With my vaccination record and a Covid test prior to reaching the border, it was off to the Spirit River area in Alberta Canada. Over 2,200 miles one way, it took a mere three days of driving. The drive was enjoyable and seeing all the country we rarely hear about added pleasant memories to the trip. Crossing the border at Sweetgrass/Coutts got me into Canada. At the kiosk on first entry, my passport, proof of at least two vaccinations for Covid, and the completed test for the virus at least 72 hours before crossing was required. Then they asked me where I was going, what I was going to do, and when I would arrive there.
Next step was to go into the administration building where my contract with the outfitter was examined and my paperwork to bring a firearm into Canada was examined. The final step was to pay my fee to bring in the firearm and off I went. Total time was about 30 minutes.
After arriving into Canada, the first thing I noticed was a total absence of snow. In fact the weather was in the 50s during the day and never below freezing at night. This was the weather patterns almost to Spirit River and the lodge. Then things changed and there was a couple of inches on the ground. The weather was cool to cold, foggy, with snow showers. Great weather for hunting big game.
Now, since it is moose and wolf that would be hunted, how would this weather pattern affect the hunting for these animals? The outfitter believed that the moose would spend more time in the fields and less in the woods. The wolf would spend more time on the bait since it would not be frozen solid. This proved to be true.

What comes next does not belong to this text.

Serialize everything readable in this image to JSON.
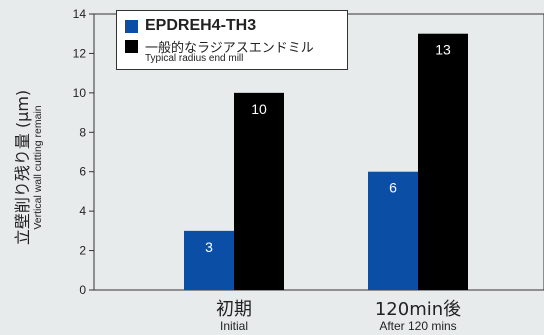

You have to look a little but there are two beauties staring at us through the willows. One morning we counted 25 cow moose without seeing a bull. This is exciting.
I was sharing my guide with a deer hunter from Texas. That was a long drive for him. His goal was to harvest a trophy mule deer, so the morning and evening would be split up. In the morning we would focus on moose in the fields and then from late morning, the focus would be on deer. I would go to the wolf blind(s) during the rest of the day. Sometimes I would be picked up and we focused on moose.
On the third day in the early morning, the guide spotted a really big cow, and there was a nice size bull with her. We moved down the road we were on and then walked back to a road used by the oil companies and slowly walked back to the edge of the timber where they were hiding. At about 75 yards they crossed the road in front of us but did not spook. They just walked away briskly. Here was where an experienced guide came into play. He gave some cow calls with his mouth and that slowed them both down. We moved up closer.
The moose did not spook yet. They trotted briskly away from us and the guide gave another cow call. This caused both of them to stop and turn back toward us. The bull was straight in front of me with his rear end pointing directly toward us. The cow was just off to his left. To the right of the bull was heavy timber and they were following the timber line as they walked along. The guide whispered to me, “Can you make this shot?” And then he added, “Don’t hit the cow.” The guide let loose with another cow call and they stopped again. They stopped and the bull looked back at us and gave a great position for a good shot. Friends have asked what was the distance? We did not know but estimated it was over 150 yards, but not over 200. We were looking at two animals on the move and wanted the bull who was in the front, just to stop and turn a little to his right.
There was so much brush and timber, I screwed the power down to 4 on the scope. I generally leave it at 7, but I wanted a broader field of view and to know where the cow was so that she did not step into a shot. As he looked back, I focused, held my breath, and squeezed. Just at the squeeze point, the bull turned his head back to looking straight ahead.
The round went down his right side and into the right shoulder. He turned hard to his right with a couple of steps, then went down. The cow crossed right behind him and into the timber. She was gone and unharmed thank goodness. If there had been an accident, and I had hit the cow, things would get very messy for me and the outfitter in the way of fines. I felt confident as the equipment had been well tuned before leaving and I had used snap caps to practice just focusing, not breathing and squeezing the trigger at distant targets.
We knew the bull was down. The guide was hesitant about moving forward as the bull was definitely hit so he wanted to wait and come back. His experience was not to approach the bull in case he was wounded. Letting him calm down was the better way to approach him later. There is a big artery in the area he was hit so he probably had expired.
After lunch we came back, and there he was right where he fell. Not a big bull, but the guide said that he was about 2.5 to 3 years old and would make excellent dining fare. I was not after horns anyway, as I have no more room in the area of the house where I hang horns and heads. One of the guides at the lodge wanted the horns, so he got them.
Not a big bull, but a youngster so he will eat well. While a big old bull is great for show, he has had a lot of testosterone flowing through his veins. The youngsters are more tasty.
Beautiful Alberta Sunset culminates in a great day.
I had spent a day and a half in the wolf blind, so now I would spend the rest of the time hunting for grey wolves. Read the next blog about hunting wolves.
After crossing the border back into America, I filled out a sheet required to import the animal and all I checked off was for meat. The officer said, “Where are the horns?” So I showed him a picture and he said, “Good choice, he is a nice young bull and he will be good eating.”